Education Minister José Ignacio Wert announced on his first day on the job that he would eliminate "the controversial elements" from the most contentious school subject of the three last political terms, Educación para la Ciudadanía, to be renamed Civic and Constitutional Education.
Next Thursday his ministry will propose new content for a civics education course first introduced by the Socialist government in 2006 and deemed unacceptable by conservatives and the Catholic Church because of references to homosexuality and social inequality. Opponents claimed the course was biased in favor of Socialist initiatives such as legalizing same-sex marriage.
Instead, the government will include references to the role of private initiative in "the creation of wealth" and respect for intellectual property rights. The new course content will also mention global conflicts such as terrorism, religious fanaticism and exclusive nationalisms, while striking out the mentions of "an unequal world," "wealth and poverty" and "the lack of access to education as a source of poverty."

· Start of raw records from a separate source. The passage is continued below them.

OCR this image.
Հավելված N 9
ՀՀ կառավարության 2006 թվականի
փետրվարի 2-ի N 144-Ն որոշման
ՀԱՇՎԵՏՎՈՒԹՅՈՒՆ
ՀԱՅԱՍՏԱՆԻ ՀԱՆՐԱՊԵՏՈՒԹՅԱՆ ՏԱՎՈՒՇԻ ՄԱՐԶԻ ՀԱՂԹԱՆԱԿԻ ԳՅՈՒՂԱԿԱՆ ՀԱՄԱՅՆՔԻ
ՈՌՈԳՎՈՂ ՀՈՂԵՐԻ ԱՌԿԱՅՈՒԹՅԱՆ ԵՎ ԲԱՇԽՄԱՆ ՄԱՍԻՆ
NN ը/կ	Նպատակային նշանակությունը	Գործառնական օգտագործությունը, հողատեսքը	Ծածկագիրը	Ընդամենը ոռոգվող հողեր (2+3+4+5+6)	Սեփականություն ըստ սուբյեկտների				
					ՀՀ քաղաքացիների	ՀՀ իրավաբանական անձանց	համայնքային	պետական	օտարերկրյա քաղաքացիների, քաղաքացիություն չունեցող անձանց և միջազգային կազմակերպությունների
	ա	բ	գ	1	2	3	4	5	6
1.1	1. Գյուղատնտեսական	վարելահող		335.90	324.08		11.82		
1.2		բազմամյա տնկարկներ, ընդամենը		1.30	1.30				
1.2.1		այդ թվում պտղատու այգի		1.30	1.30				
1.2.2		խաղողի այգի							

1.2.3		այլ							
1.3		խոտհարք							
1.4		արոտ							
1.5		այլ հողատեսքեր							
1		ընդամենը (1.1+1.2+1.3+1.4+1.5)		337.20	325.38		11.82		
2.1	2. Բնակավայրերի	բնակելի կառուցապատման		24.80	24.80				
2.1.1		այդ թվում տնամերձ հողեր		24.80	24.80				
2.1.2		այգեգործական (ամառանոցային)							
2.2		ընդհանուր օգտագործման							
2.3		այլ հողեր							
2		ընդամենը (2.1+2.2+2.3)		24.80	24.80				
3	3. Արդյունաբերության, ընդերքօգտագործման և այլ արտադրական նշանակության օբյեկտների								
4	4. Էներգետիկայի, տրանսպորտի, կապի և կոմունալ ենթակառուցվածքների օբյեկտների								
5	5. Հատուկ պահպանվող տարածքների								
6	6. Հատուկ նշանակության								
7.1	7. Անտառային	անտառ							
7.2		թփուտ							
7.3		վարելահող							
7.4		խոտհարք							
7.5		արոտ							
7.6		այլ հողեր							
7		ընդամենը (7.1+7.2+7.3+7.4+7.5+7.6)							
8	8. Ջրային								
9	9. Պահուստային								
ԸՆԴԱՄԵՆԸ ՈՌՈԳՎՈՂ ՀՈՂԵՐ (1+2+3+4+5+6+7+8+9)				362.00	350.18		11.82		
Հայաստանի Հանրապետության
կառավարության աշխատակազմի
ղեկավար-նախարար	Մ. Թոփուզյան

In broad terms, the new course, which is taught at the high school level, places more stress on citizen respect for legal and constitutional limits and uses more generic expressions than the previous version.
Although there was controversy over this one-hour weekly course when it was first introduced, opposition to it has died down over the years. By 2009 there were just 114 conscientious objectors out of a body of 800,000 students, according to the latest count by this newspaper.